キャリアリンクのプログラムで、出張授業の見学に行くことがありますが、子どもたちが食いつくように授業に参加してくれるのを見ると、やはりうれしいですね。企業側の努力も、企業と学校との間で橋渡しをするわたしたちの努力も報われるように思います。子どもの反応は素直なので、つまらないとつまらない、という顔をするし、面白ければ食いついてくる。子どもたちのイキイキとした反応に、この仕事の意義を実感します。授業後、先生方が送ってくださる子どもたちの感想も、楽しみの一つ。将来こんなことをやりたい、○○になりたい‥。そんな感想を見ると、自分たちのやっている仕事が、この子どもたちの最初の一歩になるかもしれない、と思う。それがやりがい、生きがいにつながっています。
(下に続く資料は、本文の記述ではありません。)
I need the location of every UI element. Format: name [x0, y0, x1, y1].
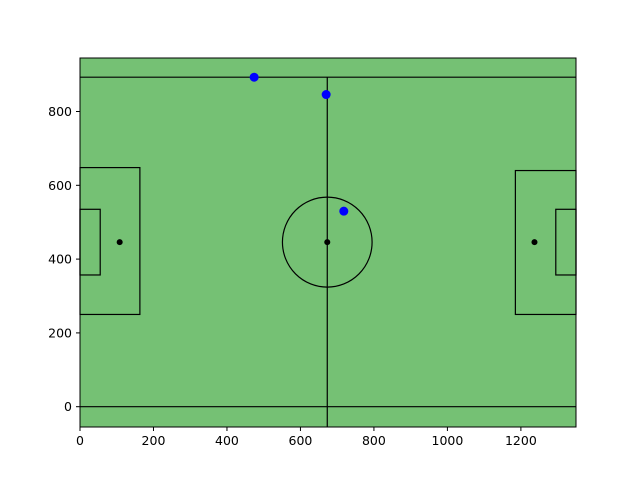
left-penalty-spot [116, 239, 123, 246]
axes-frame [79, 57, 577, 428]
x-tick-label: 600 [289, 433, 313, 448]
data-point [321, 90, 331, 100]
axes: 0 200 400 600 800 1000 1200 0 200 400 600 800 [48, 57, 577, 448]
data-points [249, 72, 349, 216]
center-circle [281, 196, 373, 288]
y-tick-label: 200 [48, 325, 72, 340]
x-tick-label: 800 [362, 433, 386, 448]
x-tick-label: 1200 [505, 433, 537, 448]
y-tick-label: 800 [48, 104, 72, 119]
x-tick-label: 0 [76, 433, 84, 448]
y-tick-label: 400 [48, 252, 72, 267]
center-spot [324, 239, 331, 246]
x-tick-label: 1000 [432, 433, 464, 448]
pitch-spots [116, 239, 538, 246]
data-point [249, 72, 259, 82]
data-point [339, 206, 349, 216]
right-penalty-spot [531, 239, 538, 246]
y-tick-label: 0 [64, 399, 72, 414]
x-tick-label: 400 [215, 433, 239, 448]
x-tick-label: 200 [142, 433, 166, 448]
y-tick-label: 600 [48, 178, 72, 193]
現在、自分の子どもは小学生。もうすぐ中学生になります。私生活でも学校を身近に感じる立場ですが、この職場環境にいると、教育についていろいろと考えさせられます。子どもたちのために、何を伝えるか。キャリアリンクのスタッフの強い想いや、どのように子どもたちを導いていくかという企業の想いに触れると、いい仕事に携われているな、と実感します。

学校だけ、学級だけのせまい世界で、子どもたちが判断されてほしくありません。もっといろんな人を学校に入れて、先生と家庭、その他の人たちも連携して、子どもたちがもっとイキイキと学び、可能性を広げていけるように学校現場を変えていきたい。一人の母親としても、それは切実に感じます。社会とのつながりを感じられる授業を受けられる子どもは幸せだと思うし、もっと多くの子どもたちにその機会を提供したい。もっと、もっとよくしていけるはずです、カベを破って。